Monday, February 9, 2009

Chateau La Croix de Queynac, 2005


I will freely admit that I am a Bordeaux fiend. No other wine generally excites me as much as Bordeaux; its beautiful structure and complexity make it a gripping experience. The Chateau La Croix de Queynac, with its blend of Cabernet Sauvignon, Merlot, and Cabernet Franc, is easy drinking, and ready now. Soft mouthfeel, solid black fruit, and moderate tannin. Its finish is long and fascinating, with a hint of burnt match, or tar. Probably the result of natural sulfur dioxide. Definitely a good, complex wine for the $10 price tag.

Sunday, February 8, 2009

Chateau Bonnet Blanc, 2005


The 2005 Chateau Bonnet Blanc, a white Bordeaux from the Entre-Deux-Mers appellation, is comprised of Sauvignon Blanc, Sémillon, and Muscadelle. At first, the nose wasn't expressive, but as the wine opened up I was increasingly impressed with its distinct citrus overtones, focused on lemon and grapefruit. Light-bodied, good balance of sweetness and acidity, and the flavors play well together. Soft mouthfeel thanks to the Muscadelle, with some good lemon fruitiness and a quick tingling finish. At around $12 a bottle, this is a surefire keeper to watch in future vintages.

Chateau des Graves, 2001


Here we have some 2001 Chateau des Graves, a straightforward Bordeaux from the Graves region, where the reds are generally of higher quality than the whites (particularly those of Pessac-Leognan).
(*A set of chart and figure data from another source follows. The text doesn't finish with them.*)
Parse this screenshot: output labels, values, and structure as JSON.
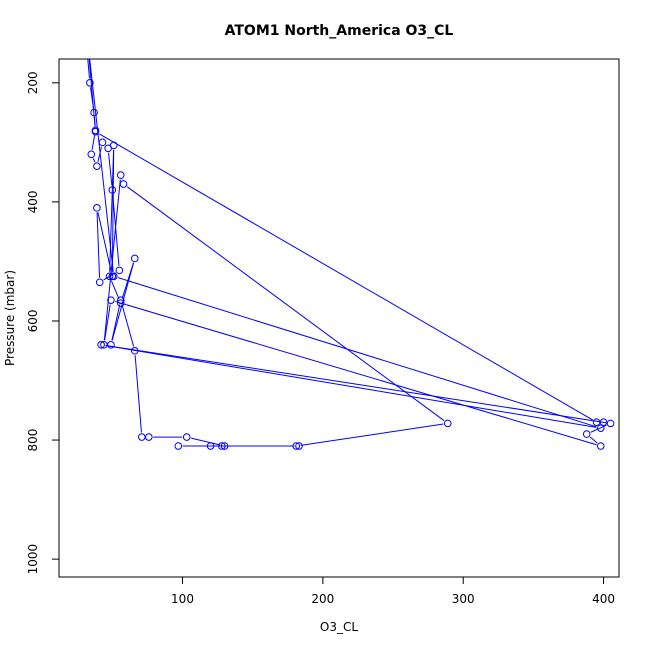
{
  "chart_data": {
    "type": "line",
    "title": "ATOM1 North_America O3_CL",
    "xlabel": "O3_CL",
    "ylabel": "Pressure (mbar)",
    "xlim": [
      12,
      411
    ],
    "ylim": [
      1030,
      160
    ],
    "y_reversed": true,
    "xticks": [
      100,
      200,
      300,
      400
    ],
    "yticks": [
      200,
      400,
      600,
      800,
      1000
    ],
    "grid": false,
    "color": "#0000ff",
    "series": [
      {
        "x": [
          31,
          34,
          37,
          38,
          35,
          39,
          43,
          47,
          50,
          55,
          41,
          39,
          50,
          51,
          48,
          56,
          66,
          49,
          56,
          66,
          71,
          76,
          103,
          130,
          183,
          128,
          97,
          120,
          181,
          289,
          58,
          56,
          44,
          49,
          398,
          388,
          405,
          42,
          398,
          51,
          32,
          38,
          395,
          400
        ],
        "y": [
          120,
          200,
          250,
          280,
          320,
          340,
          300,
          310,
          380,
          515,
          535,
          410,
          525,
          305,
          525,
          570,
          495,
          640,
          565,
          650,
          795,
          795,
          795,
          810,
          810,
          810,
          810,
          810,
          810,
          772,
          370,
          355,
          640,
          565,
          810,
          790,
          772,
          640,
          780,
          525,
          120,
          282,
          770,
          770
        ]
      }
    ]
  }
}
Though Château de Graves evokes a famous appellation in Bordeaux, its name is
actually derived from the gravelly soil composing part of this vineyard’s terroir. This wine had a distinctly earthy quality to it, with aromas of ripe red berries, and was nice and soft, probably due to a high percentage of Merlot in the blend. Tasty, and a good introductory Bordeaux Supérieur. 60% Merlot, 30% Cabernet Sauvignon, 10% Cabernet Franc. $12 in more recent vintages.